On Monday, Hines lifted the pitch count, allowing Duvall to go as long as his arm felt comfortable. He still doesn’t have his old fastball back, although he hit 74 on the radar gun after not breaking 70 in his first start. But his command was pinpoint against the Tigers. He threw 100 pitches, walked only one batter and allowed no runs and just three hits the first five innings. He also finished with five strikeouts.

“Location, location, location,” Hines said. “That’s why he’s been so effective. He doesn’t have his fastball back yet, but he’s hitting spots, mixing speeds. He’s just pitching.”

Duvall said he’s had to rely on techniques he learned as a 15-year-old pitching against kids four years older than him for the American Legion Rod’s Sports A’s team. Back then, he didn’t have the arm strength to blow away more mature hitters, so he nibbled the corners, pitched to contact and let his defense take care of him – something he’s also able to do with the Wildcats (11-5), who lead the Big Six with a 6-1 mark.

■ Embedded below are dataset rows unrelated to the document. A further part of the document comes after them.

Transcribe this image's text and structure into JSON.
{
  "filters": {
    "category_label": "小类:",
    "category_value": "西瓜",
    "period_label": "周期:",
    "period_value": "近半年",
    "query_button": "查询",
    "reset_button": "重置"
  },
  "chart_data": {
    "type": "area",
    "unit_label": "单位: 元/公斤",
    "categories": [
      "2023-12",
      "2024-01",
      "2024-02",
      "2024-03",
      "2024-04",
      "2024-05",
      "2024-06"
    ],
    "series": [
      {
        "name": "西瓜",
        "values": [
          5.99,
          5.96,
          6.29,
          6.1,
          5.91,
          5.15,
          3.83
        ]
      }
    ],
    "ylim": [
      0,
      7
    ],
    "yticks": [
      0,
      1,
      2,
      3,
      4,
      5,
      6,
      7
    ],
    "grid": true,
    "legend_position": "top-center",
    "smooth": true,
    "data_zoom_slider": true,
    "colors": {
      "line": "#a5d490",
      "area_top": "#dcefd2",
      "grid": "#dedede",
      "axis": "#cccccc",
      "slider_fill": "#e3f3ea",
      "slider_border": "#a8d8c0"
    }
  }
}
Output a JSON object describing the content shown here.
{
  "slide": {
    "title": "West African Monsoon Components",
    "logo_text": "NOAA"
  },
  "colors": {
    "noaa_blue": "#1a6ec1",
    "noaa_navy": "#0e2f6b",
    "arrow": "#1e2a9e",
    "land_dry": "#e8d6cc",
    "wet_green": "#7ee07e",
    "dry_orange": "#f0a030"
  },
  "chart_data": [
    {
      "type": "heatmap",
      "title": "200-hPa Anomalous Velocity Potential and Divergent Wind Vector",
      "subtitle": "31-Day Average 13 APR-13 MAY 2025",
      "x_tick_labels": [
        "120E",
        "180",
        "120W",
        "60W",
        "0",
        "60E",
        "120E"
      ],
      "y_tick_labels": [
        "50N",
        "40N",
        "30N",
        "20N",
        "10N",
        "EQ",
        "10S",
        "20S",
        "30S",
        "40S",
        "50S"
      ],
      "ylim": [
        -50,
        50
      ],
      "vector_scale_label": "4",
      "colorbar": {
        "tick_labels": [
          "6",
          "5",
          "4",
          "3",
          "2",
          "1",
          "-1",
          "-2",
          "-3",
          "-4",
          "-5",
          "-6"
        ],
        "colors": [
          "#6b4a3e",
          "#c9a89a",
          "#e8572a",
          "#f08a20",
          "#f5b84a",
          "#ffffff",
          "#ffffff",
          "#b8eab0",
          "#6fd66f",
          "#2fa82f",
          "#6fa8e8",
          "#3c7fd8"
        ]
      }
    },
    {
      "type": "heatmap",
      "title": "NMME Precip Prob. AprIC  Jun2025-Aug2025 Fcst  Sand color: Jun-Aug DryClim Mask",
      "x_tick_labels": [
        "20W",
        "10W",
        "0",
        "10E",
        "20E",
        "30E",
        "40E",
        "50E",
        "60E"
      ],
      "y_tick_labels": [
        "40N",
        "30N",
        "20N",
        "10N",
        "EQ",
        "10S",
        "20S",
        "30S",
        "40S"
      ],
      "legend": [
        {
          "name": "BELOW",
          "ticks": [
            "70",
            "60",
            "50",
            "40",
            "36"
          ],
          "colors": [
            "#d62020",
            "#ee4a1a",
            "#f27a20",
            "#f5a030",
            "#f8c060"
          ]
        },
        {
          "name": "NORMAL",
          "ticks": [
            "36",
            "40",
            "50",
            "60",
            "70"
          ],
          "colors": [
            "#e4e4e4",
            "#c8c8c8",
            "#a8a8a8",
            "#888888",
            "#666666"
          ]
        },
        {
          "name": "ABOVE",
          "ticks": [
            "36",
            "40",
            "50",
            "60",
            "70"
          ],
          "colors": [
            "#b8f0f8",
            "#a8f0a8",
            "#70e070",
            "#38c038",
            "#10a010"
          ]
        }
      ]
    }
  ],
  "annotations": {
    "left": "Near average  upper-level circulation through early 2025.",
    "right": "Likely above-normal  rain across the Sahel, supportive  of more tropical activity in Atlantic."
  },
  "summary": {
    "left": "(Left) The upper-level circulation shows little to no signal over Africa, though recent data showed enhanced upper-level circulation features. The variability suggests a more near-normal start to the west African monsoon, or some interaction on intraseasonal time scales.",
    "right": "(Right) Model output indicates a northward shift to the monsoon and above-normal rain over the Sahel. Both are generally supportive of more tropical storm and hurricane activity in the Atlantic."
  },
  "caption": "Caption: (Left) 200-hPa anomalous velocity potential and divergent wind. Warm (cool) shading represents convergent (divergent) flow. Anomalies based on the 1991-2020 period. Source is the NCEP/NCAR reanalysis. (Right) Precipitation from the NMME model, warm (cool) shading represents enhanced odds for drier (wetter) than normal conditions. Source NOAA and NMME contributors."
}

“I tease (center fielder) Wylson (Lamb) all the time, we’ve got trap doors out in center field. That dude is fast,” Duvall said. “When I’m pitching, I can trust my defense. We’ve got the best middle infield in the state, the best outfield in the state. It’s unbelievable.”

The Blue Springs offense also gave Duvall plenty of support. Lamb scored in the first inning on a wild pitch and the Wildcats plated three more in the second as Brandon Bennefeld scored on an error and Nick Dorman drove in two with a single. The Tigers tagged Duvall for two runs in the sixth, but Kyle Reed blasted a two-run homer in the bottom half of the inning to send the Wildcats to their sixth win in seven games.

“We’ve definitely got a huge team camaraderie going on,” said Lamb, who went 2-for-2, reached four times, plated three runs and stole four bases. “Everyone likes each other, everyone’s got each other’s backs. We just know we’ll make the plays for each other.”

Jordan Knutson, a Missouri State signee, took the loss for Lee’s Summit (6-10, 1-4) despite striking out nine and breaking the single-season school record for strikeouts (78) in the second inning.